Хойт подошел поближе. Одна из девчонок неожиданно завизжала прямо у него под ухом. От неожиданности Хойт даже вздрогнул: обычно они так визжат только на дискотеках или вечеринках, но там этого ожидаешь. Вскоре послышались и комментарии парней. Ребята были до того взволнованы прочитанным, что говорили практически исключительно на хренопиджине.
— Эта хренова статья… ну не до хрена ли круто они замахнулись!
— …Ни хрена себе
— Где Джефф? Куда он на хрен подевался? По-моему, он этого хрена знает…
— …Вот уж не думал, что в нашей хреновой газете могут напечатать слово «трахаться»!
— …На выходе из оперного театра. Да у него, на хрен, та же фамилия!
— …Как его, на хрен, зовут? Не знаю — какой-нибудь Горацио Хренов Фелляцио.
— …Охренеть, я ведь там тоже был! Ну, на хрен, дает!
— …Полноценный минет! Охренеть, глазам своим не верю!
— Боже мой… Боже мой… ну ничего себе… ведь ты —
От неожиданности Хойт даже не смог придумать никакого подходящего по крутизне ответа и ограничился своей самой обаятельной и многообещающей улыбкой и банальной фразой:
— Ну да, это я. Ты как — уже пообедала? Пойдем перекусим.
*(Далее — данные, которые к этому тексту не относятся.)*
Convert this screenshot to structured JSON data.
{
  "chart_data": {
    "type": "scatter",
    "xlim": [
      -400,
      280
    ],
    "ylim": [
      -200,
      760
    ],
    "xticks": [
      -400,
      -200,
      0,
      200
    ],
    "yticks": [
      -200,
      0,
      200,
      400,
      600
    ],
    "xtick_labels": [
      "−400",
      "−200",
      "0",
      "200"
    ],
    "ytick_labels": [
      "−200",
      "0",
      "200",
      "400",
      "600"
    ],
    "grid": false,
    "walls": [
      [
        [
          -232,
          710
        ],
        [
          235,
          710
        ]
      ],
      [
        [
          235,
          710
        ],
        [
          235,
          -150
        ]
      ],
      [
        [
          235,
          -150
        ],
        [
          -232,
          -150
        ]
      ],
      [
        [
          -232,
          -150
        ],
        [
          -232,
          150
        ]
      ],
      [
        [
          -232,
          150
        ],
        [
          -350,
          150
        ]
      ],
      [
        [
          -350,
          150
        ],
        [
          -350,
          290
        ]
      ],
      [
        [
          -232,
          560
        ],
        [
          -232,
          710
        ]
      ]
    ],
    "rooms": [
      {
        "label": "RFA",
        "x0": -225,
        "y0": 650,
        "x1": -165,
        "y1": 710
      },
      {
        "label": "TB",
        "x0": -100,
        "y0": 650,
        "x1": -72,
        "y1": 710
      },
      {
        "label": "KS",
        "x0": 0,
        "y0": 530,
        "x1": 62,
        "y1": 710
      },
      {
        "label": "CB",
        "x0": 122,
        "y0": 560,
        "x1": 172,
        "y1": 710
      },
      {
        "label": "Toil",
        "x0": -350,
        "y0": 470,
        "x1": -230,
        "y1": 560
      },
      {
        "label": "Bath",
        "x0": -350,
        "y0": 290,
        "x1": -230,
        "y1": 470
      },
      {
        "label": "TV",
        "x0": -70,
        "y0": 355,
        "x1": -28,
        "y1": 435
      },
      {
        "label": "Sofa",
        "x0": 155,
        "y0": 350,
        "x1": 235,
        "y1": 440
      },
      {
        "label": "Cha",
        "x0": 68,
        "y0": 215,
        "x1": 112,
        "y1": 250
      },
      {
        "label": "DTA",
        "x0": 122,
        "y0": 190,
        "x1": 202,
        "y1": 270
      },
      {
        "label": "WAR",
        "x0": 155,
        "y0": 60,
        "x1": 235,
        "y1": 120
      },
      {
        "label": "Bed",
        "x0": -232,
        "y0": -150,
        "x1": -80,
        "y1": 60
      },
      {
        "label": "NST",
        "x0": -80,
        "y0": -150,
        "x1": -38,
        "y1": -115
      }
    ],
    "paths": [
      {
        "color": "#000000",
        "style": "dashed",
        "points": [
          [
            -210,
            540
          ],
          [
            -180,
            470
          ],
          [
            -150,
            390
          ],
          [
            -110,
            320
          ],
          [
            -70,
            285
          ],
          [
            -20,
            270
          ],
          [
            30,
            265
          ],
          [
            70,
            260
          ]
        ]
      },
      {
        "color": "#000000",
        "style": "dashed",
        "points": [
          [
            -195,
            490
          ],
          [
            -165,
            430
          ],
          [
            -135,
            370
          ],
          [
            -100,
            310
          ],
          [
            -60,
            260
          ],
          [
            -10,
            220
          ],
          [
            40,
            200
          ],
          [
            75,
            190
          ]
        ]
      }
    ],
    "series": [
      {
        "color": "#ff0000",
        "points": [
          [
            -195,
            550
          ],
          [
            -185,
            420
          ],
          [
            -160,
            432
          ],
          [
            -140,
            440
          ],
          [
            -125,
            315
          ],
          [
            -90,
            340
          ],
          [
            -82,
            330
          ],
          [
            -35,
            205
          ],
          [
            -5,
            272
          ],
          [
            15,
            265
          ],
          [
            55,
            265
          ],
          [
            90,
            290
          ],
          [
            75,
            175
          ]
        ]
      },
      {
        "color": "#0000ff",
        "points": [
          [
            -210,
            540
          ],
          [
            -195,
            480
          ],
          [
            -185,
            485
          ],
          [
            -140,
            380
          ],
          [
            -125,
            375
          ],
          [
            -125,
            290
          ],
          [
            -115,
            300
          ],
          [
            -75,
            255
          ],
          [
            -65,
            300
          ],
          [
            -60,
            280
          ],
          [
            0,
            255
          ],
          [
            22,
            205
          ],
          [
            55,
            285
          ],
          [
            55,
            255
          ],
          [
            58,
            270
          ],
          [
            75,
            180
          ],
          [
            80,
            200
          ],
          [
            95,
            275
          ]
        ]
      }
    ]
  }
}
Хойт еще не успел договорить, как почувствовал на себе взгляды множества глаз. В толпе поднялся какой-то гул. Ну вот еще! Студенты окружили его со всех сторон, выстроившись по окружности: просто межгалактические путешественники, оставляющие круги на траве. Парень, стоявший прямо перед Хойтом, рядом с чувственной скандинавской блондинкой — высокий, с длинной шеей и кадыком размером с тыкву-горлянку, — сказал:
— Ну, чувак, ты даешь! Ты что, прямо так и назвал этого бугая «мудаком с обезьяньей рожей»? — Не договорив, он обратился к стоявшему рядом парню с газетой: — Тут написано… подожди, подожди… Нет, надо же было такое выдать!
Хойт прищурил один глаз и чуть приоткрыл рот с этой же стороны, словно говоря: «Не въезжаю, что этот тип тут гонит».
Блондинка — эта жемчужина фьордов — держала в руках свернутую в несколько раз газету.
— Ну что ты дурака валяешь? Ты что,
Хойт покачал головой — медленно, стараясь, чтобы это выглядело круто.